Diabetes Progression Disrupts Endothelial Function Through Loss of Piezo1‑Dependent Vasorelaxation
Poster Number
64
Faculty Mentor Name
Roshanak Rahimian
Format
Poster Presentation
Research or Creativity Area
Pharmacy
Abstract
PIEZO1 is a mechanosensitive cation channel expressed throughout the vasculature that converts shear stress into calcium-dependent vasodilatory signals governing endothelial nitric oxide (NO) production and vascular tone. While impaired mechanotransduction is a recognized contributor to diabetic vascular dysfunction, the progression of PIEZO1 signaling deficits from prediabetes to overt diabetes remains poorly defined. We hypothesized that worsening metabolic status across the prediabetic–diabetic transition is linked to endothelial dysfunction and a selective loss of PIEZO1- mediated vasorelaxation in diabetes.
Purpose
Male Sprague–Dawley (SD) and UCD-T2DM rats (control, prediabetic, diabetic) underwent metabolic and hemodynamic characterization, including body weight, adiposity, fasting glucose, HbA1c, glucose tolerance, triglycerides, insulin, HOMA-IR, and blood pressure. Mesenteric arterial function was evaluated using wire myography to measure acetylcholine (ACh)- and sodium nitroprusside (SNP)-induced relaxation, phenylephrine (PE)-induced contraction, and Yoda1-evoked PIEZO1-dependent relaxation with or without L-NAME. Piezo1, nitric oxide synthase 3 (Nos3), and guanylyl cyclase 1 subunits (Gucy1α1 and Gucy1β1) gene expression levels were measured by qPCR.
Results
Diabetic group exhibited reduced body weight and adiposity but marked elevations in fasting glucose, HbA1c, triglycerides, and blood pressure. Glucose intolerance was present in both diseased groups, with prediabetic rats showing elevated insulin and diabetic group had the highest HOMA-IR. ACh-induced vasorelaxation was impaired in prediabetic and diabetic arteries, with the lowest maximal relaxation observed in diabetics. PE-induced contraction was enhanced in diabetics, as indicated by increased sensitivity and maximal tension. Yoda1 relaxation was impaired only in diabetic rats; L-NAME caused a marked rightward shift in prediabetes but only a minimal shift in diabetes, indicating progressive loss of PIEZO1–NO signaling.

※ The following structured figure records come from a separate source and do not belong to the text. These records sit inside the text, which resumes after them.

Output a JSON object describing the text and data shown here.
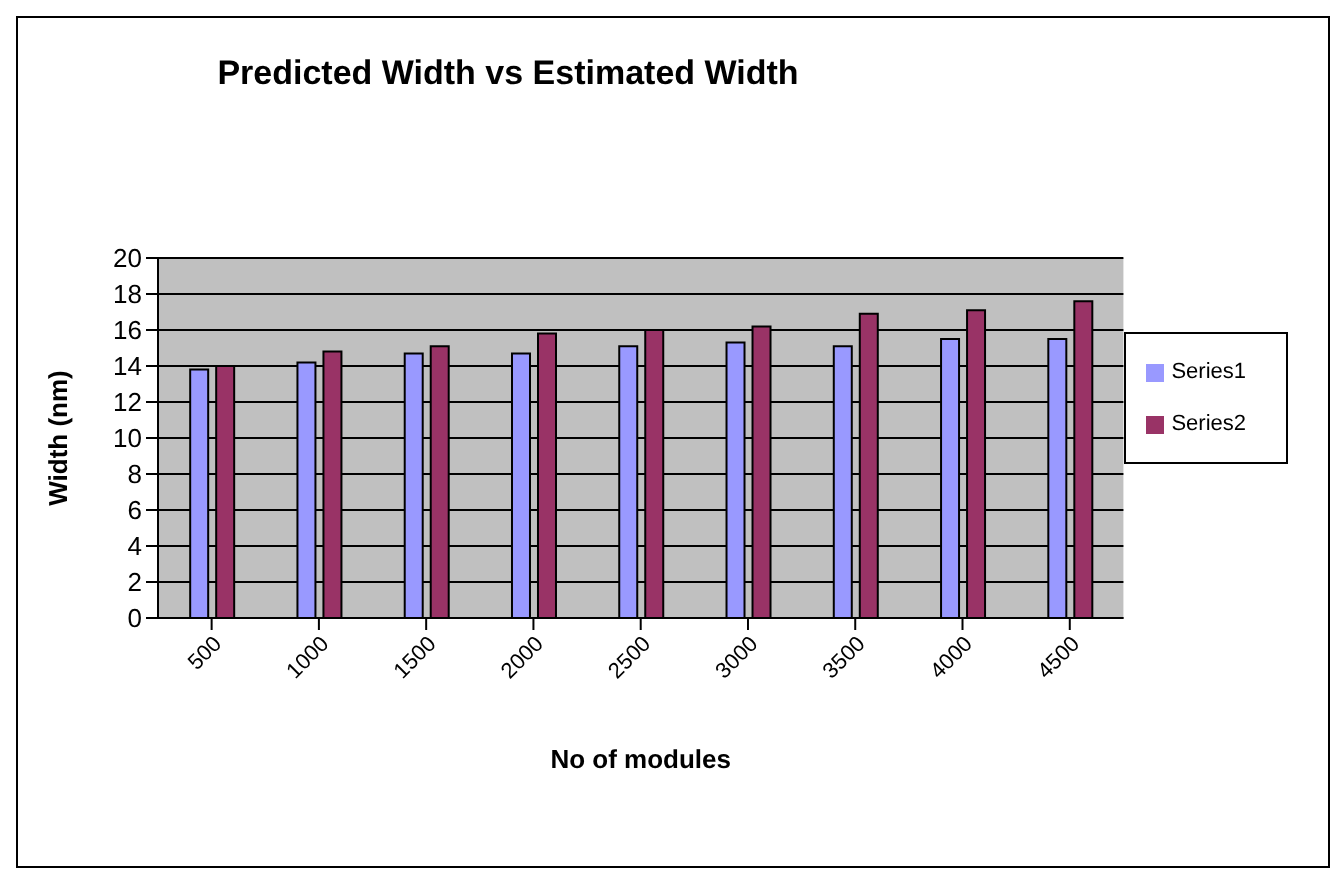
{
  "chart_data": {
    "type": "bar",
    "title": "Predicted Width vs Estimated Width",
    "xlabel": "No of modules",
    "ylabel": "Width (nm)",
    "categories": [
      "500",
      "1000",
      "1500",
      "2000",
      "2500",
      "3000",
      "3500",
      "4000",
      "4500"
    ],
    "series": [
      {
        "name": "Series1",
        "color": "#9999ff",
        "values": [
          13.8,
          14.2,
          14.7,
          14.7,
          15.1,
          15.3,
          15.1,
          15.5,
          15.5
        ]
      },
      {
        "name": "Series2",
        "color": "#993366",
        "values": [
          14.0,
          14.8,
          15.1,
          15.8,
          16.0,
          16.2,
          16.9,
          17.1,
          17.6
        ]
      }
    ],
    "ylim": [
      0,
      20
    ],
    "yticks": [
      0,
      2,
      4,
      6,
      8,
      10,
      12,
      14,
      16,
      18,
      20
    ],
    "grid": "y",
    "legend": "right"
  }
}
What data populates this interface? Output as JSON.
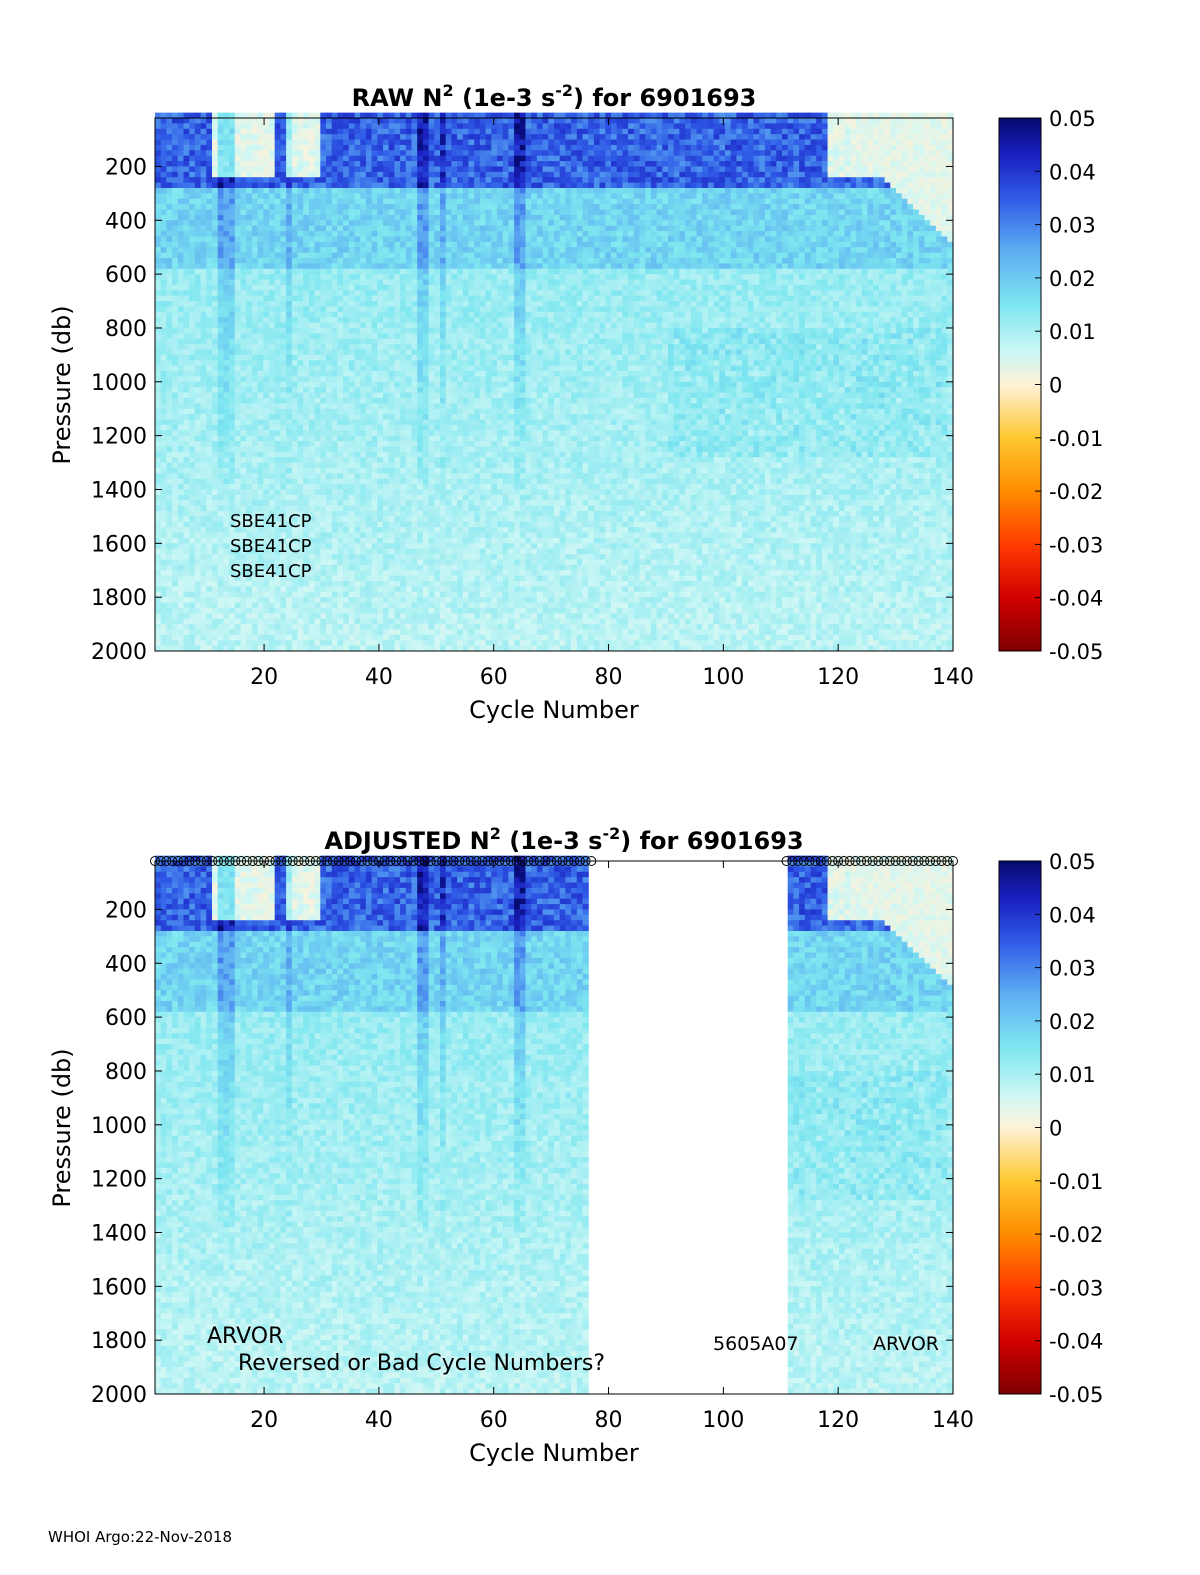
{
  "chart_data": [
    {
      "type": "heatmap",
      "title_prefix": "RAW N",
      "title_sup1": "2",
      "title_mid": " (1e-3 s",
      "title_sup2": "-2",
      "title_suffix": ") for 6901693",
      "xlabel": "Cycle Number",
      "ylabel": "Pressure (db)",
      "xlim": [
        1,
        140
      ],
      "ylim": [
        2000,
        20
      ],
      "xticks": [
        "20",
        "40",
        "60",
        "80",
        "100",
        "120",
        "140"
      ],
      "yticks": [
        "200",
        "400",
        "600",
        "800",
        "1000",
        "1200",
        "1400",
        "1600",
        "1800",
        "2000"
      ],
      "colorbar": {
        "min": -0.05,
        "max": 0.05,
        "ticks": [
          "0.05",
          "0.04",
          "0.03",
          "0.02",
          "0.01",
          "0",
          "-0.01",
          "-0.02",
          "-0.03",
          "-0.04",
          "-0.05"
        ]
      },
      "annotations": [
        "SBE41CP",
        "SBE41CP",
        "SBE41CP"
      ],
      "missing_cycles": [],
      "flagged_cycles_marker": "none"
    },
    {
      "type": "heatmap",
      "title_prefix": "ADJUSTED N",
      "title_sup1": "2",
      "title_mid": " (1e-3 s",
      "title_sup2": "-2",
      "title_suffix": ") for 6901693",
      "xlabel": "Cycle Number",
      "ylabel": "Pressure (db)",
      "xlim": [
        1,
        140
      ],
      "ylim": [
        2000,
        20
      ],
      "xticks": [
        "20",
        "40",
        "60",
        "80",
        "100",
        "120",
        "140"
      ],
      "yticks": [
        "200",
        "400",
        "600",
        "800",
        "1000",
        "1200",
        "1400",
        "1600",
        "1800",
        "2000"
      ],
      "colorbar": {
        "min": -0.05,
        "max": 0.05,
        "ticks": [
          "0.05",
          "0.04",
          "0.03",
          "0.02",
          "0.01",
          "0",
          "-0.01",
          "-0.02",
          "-0.03",
          "-0.04",
          "-0.05"
        ]
      },
      "annotations": [
        "ARVOR",
        "Reversed or Bad Cycle Numbers?",
        "5605A07",
        "ARVOR"
      ],
      "missing_cycles": [
        [
          77,
          111
        ]
      ],
      "flagged_cycles_marker": "circles at top"
    }
  ],
  "footer": "WHOI Argo:22-Nov-2018"
}
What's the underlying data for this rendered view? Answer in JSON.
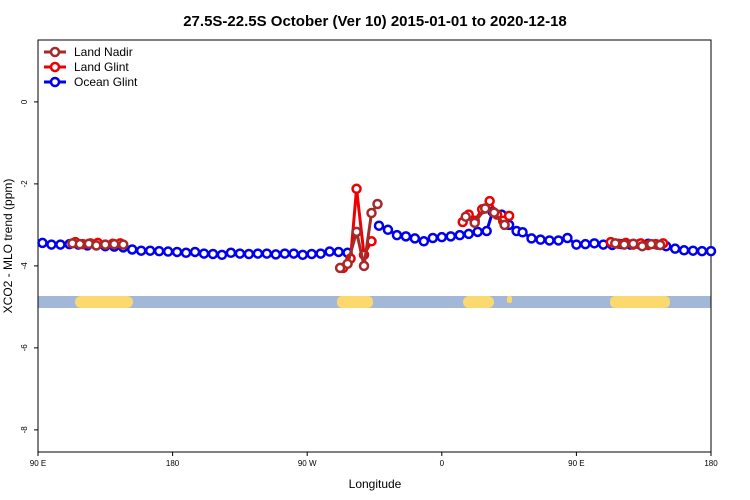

SNP-induced relaxation was diminished in diabetics, suggesting smooth muscle dysfunction in this group. qPCR analyses demonstrated marked reductions in Piezo1 and Nos3 expression in diabetic arteries, decreased Nos3 in prediabetics, and downward trends in Gucy1α1 in diabetics, collectively reflecting progressive disruption of endothelial NO production and downstream cGMP signaling.
Significance
In conclusion, prediabetes to diabetes progression is characterized by worsening metabolic abnormalities, hypertension, and impaired endothelial NO-mediated vasorelaxation. Nos3 expression is reduced in prediabetes, reflecting early disruption of NO signaling, whereas PIEZO1- dependent relaxation remains intact until diabetes, where it becomes selectively impaired alongside reduced Piezo1 expression. This pattern suggests that early NO pathway dysfunction precedes overt loss of PIEZO1–NO mechanotransduction and identifies this axis as a potential therapeutic target in diabetic vascular disease.
Location
University of the Pacific, DeRosa University Center
Start Date
24-4-2026 11:00 AM
End Date
24-4-2026 2:00 PM
Diabetes Progression Disrupts Endothelial Function Through Loss of Piezo1‑Dependent Vasorelaxation
University of the Pacific, DeRosa University Center
PIEZO1 is a mechanosensitive cation channel expressed throughout the vasculature that converts shear stress into calcium-dependent vasodilatory signals governing endothelial nitric oxide (NO) production and vascular tone. While impaired mechanotransduction is a recognized contributor to diabetic vascular dysfunction, the progression of PIEZO1 signaling deficits from prediabetes to overt diabetes remains poorly defined. We hypothesized that worsening metabolic status across the prediabetic–diabetic transition is linked to endothelial dysfunction and a selective loss of PIEZO1- mediated vasorelaxation in diabetes.
Comments
Khadizatul Kobra will present the poster at the Research and Creativity Showcase on 24th April.